The Day of the Dead has deep roots in Mexican history, dating back to Pre-Columbian festivities for the dead, which has since been fused with later Christian beliefs. While the Day of the Dead is in essence a time, in which the veil between the living and the dead becomes thinner, allowing for an annual coming together across the void, it has also long been claimed as an opportunity to enact a bit of social commentary.
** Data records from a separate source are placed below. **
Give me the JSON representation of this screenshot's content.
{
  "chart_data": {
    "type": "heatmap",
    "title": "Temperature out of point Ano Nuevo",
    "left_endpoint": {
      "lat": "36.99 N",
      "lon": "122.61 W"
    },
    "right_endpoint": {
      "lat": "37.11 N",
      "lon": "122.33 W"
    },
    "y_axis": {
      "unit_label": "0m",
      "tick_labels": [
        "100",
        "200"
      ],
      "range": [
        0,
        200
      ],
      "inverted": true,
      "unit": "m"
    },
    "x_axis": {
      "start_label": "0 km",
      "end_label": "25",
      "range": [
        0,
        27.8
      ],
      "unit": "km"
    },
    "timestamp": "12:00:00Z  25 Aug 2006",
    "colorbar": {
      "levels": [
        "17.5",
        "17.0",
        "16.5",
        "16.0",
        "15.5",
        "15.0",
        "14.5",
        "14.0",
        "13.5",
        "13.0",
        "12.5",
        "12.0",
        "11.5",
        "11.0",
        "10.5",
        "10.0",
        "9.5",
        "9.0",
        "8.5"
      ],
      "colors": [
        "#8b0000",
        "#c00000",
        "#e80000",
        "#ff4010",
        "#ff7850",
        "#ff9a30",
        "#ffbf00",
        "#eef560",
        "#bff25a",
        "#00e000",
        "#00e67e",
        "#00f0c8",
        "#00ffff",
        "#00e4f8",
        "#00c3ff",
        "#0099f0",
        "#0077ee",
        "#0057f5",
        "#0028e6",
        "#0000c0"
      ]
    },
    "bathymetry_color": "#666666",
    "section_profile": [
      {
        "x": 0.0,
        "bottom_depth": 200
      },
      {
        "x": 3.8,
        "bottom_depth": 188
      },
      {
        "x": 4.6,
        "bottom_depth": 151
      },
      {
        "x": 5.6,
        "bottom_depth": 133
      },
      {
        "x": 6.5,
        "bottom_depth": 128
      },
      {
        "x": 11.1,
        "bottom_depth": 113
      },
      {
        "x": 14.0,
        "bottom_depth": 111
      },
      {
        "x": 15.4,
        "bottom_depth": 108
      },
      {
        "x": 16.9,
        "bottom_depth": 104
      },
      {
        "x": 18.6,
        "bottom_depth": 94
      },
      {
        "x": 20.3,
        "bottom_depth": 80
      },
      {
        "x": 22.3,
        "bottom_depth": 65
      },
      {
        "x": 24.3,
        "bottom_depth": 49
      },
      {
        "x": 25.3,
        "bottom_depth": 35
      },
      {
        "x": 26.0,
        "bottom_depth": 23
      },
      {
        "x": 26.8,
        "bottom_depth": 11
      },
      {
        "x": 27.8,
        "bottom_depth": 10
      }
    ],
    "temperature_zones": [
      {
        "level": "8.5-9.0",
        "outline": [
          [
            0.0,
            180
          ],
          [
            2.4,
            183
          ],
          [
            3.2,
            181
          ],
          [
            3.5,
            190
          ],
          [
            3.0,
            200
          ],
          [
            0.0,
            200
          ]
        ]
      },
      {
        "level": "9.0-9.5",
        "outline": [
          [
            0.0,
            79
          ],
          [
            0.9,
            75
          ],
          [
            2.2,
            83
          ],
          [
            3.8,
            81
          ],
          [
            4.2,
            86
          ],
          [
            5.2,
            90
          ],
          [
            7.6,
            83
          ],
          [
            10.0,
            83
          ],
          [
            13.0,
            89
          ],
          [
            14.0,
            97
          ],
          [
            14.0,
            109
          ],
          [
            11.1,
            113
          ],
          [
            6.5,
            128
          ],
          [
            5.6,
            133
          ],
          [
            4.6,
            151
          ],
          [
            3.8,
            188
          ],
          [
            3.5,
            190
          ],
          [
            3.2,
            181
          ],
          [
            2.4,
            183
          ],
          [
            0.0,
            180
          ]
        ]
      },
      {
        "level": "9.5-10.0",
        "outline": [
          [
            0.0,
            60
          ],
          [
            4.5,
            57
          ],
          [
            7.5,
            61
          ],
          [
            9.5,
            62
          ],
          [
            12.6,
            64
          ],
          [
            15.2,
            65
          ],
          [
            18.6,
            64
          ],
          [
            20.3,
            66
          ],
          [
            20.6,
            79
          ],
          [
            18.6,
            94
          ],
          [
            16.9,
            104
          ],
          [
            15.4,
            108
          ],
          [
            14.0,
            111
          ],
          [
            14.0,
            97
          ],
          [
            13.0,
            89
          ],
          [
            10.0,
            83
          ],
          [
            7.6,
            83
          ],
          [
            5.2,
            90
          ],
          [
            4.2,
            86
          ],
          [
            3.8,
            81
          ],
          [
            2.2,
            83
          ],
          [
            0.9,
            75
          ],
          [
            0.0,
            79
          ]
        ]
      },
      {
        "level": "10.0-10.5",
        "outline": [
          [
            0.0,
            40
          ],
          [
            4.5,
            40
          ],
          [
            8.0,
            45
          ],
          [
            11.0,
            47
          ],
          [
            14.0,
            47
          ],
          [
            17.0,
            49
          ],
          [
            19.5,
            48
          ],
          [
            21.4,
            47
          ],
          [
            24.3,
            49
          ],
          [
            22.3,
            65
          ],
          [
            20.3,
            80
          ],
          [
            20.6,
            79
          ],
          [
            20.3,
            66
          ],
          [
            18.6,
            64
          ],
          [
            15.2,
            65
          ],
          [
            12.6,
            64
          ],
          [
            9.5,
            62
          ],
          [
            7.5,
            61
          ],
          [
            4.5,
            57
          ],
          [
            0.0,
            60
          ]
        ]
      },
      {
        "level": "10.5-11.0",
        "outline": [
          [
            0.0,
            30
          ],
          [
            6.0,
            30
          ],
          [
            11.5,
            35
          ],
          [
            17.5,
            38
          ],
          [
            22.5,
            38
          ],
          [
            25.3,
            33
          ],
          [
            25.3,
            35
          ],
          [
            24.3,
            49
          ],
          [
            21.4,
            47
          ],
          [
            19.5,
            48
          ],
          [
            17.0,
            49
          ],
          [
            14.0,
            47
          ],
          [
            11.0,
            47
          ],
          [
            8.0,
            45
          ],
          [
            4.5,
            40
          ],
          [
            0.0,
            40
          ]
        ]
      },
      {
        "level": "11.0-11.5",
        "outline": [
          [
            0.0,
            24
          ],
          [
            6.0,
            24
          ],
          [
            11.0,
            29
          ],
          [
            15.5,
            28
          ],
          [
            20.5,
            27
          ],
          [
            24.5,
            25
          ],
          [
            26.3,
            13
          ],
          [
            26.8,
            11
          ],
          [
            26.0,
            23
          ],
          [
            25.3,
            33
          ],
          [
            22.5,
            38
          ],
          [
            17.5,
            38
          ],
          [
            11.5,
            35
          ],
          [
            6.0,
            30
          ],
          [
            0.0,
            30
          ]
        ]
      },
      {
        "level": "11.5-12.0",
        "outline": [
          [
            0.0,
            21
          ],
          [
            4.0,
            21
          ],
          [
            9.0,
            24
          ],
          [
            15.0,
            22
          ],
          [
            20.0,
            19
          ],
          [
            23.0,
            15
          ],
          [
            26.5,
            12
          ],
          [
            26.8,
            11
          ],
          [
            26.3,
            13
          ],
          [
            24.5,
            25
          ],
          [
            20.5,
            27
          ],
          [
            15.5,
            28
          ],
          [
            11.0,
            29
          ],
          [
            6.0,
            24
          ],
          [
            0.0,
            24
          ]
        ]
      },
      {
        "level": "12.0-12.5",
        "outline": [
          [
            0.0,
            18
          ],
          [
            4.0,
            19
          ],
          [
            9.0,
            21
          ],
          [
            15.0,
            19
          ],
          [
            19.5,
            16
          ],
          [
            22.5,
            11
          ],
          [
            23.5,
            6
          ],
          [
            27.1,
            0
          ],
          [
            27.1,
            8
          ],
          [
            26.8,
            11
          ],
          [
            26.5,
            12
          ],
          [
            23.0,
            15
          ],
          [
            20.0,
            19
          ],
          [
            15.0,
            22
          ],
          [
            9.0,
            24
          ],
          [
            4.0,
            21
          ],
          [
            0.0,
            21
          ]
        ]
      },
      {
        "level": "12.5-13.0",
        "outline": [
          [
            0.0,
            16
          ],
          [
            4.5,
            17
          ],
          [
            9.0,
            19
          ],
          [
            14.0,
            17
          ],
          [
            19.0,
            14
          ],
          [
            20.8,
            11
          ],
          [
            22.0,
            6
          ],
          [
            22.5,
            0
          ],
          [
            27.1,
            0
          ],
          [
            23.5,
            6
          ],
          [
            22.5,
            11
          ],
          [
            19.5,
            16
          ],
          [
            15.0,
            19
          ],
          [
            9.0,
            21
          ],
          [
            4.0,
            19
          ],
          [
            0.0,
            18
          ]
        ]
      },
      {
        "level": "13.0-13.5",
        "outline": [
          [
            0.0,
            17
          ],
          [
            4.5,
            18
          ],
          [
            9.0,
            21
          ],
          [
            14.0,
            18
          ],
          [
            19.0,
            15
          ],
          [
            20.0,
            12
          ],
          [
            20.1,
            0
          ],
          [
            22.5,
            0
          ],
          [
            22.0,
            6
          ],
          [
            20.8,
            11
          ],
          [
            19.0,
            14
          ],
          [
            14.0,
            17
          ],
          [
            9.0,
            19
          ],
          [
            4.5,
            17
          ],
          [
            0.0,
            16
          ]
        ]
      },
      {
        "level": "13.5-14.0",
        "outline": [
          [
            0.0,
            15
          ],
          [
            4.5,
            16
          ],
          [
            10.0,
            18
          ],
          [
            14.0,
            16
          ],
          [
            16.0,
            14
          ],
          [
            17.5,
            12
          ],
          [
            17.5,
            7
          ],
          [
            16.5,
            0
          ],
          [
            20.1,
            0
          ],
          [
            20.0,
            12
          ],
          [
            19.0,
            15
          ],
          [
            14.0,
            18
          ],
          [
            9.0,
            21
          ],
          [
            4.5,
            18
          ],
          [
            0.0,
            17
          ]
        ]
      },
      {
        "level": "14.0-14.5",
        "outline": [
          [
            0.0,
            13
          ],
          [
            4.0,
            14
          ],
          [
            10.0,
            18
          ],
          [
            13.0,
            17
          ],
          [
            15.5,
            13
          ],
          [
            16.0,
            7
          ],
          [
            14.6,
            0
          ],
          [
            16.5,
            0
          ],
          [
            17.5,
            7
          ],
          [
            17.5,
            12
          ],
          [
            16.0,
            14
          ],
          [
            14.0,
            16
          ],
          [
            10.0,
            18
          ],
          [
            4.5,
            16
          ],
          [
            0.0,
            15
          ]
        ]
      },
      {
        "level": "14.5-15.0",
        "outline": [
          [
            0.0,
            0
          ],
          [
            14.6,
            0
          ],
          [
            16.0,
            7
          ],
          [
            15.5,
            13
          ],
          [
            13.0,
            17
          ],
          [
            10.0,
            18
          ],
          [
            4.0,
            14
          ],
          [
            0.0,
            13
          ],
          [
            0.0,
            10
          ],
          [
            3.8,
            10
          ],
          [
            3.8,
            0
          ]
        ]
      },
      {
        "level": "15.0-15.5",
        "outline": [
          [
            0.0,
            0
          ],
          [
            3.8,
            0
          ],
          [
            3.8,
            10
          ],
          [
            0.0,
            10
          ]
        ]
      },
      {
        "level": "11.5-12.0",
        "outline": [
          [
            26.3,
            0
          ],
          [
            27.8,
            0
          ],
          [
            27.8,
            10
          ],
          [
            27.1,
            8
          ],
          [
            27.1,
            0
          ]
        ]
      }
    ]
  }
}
La Catrina first appeared in a broadside in 1910, in an illustration made by printmaker Jose Guadalupe Posada:
The original name of the print was “La Calavera Garbancera”, which was a term used to refer to native Mexicans, who cast off their own culture and took on that of the Europeans, adopting a French wardrobe and painting their faces to make their skin look whiter. In the picture, La Catrina looks out at the viewer with a skeletal grin, and a great plumed hat on her head; the hat which would go on to become a signature feature of La Catrina in the years to come. The original image, and the many iterations that followed, serves to remind us all (and perhaps especially the rich and influential) that in the end, we all suffer the same fate.
But as mentioned above, La Catrina’s heritage goes back much further. In the Aztec mythology, the goddess Mictēcacihuātl rules the underworld. Mictēcacihuātl was not as neatly dressed as the La Catrina of today. In fact, her body was flayed, and she would usually wear a skirt made of serpents, and an ornate headdress (admittedly, in the illustration below the headdress looks to be made of Poké balls, though surely that would change the entirety of human history if that was the case). Mictēcacihuātl’s tasks as queen of the underworld was twofold; firstly, she protected the bones of dead humans, as well as all the races that came before us, as the bones could be used for terrible things, if they fell into the wrong hands. Secondly, she presided over the yearly festivals of the dead.
The idea of Mictēcacihuātl and the Aztec celebrations of the dead adapted with the arrival of the Spanish and Catholicism, and over the years all the various traditions became what is now celebrated as the Day of the Dead.
And every year, La Catrina, with her great plumed hat and deathly smile, reminds us that we are all equal in death. But also that even though the dead leave us, they are never that far away. And just maybe, a few days out of the year, they are even closer than we think.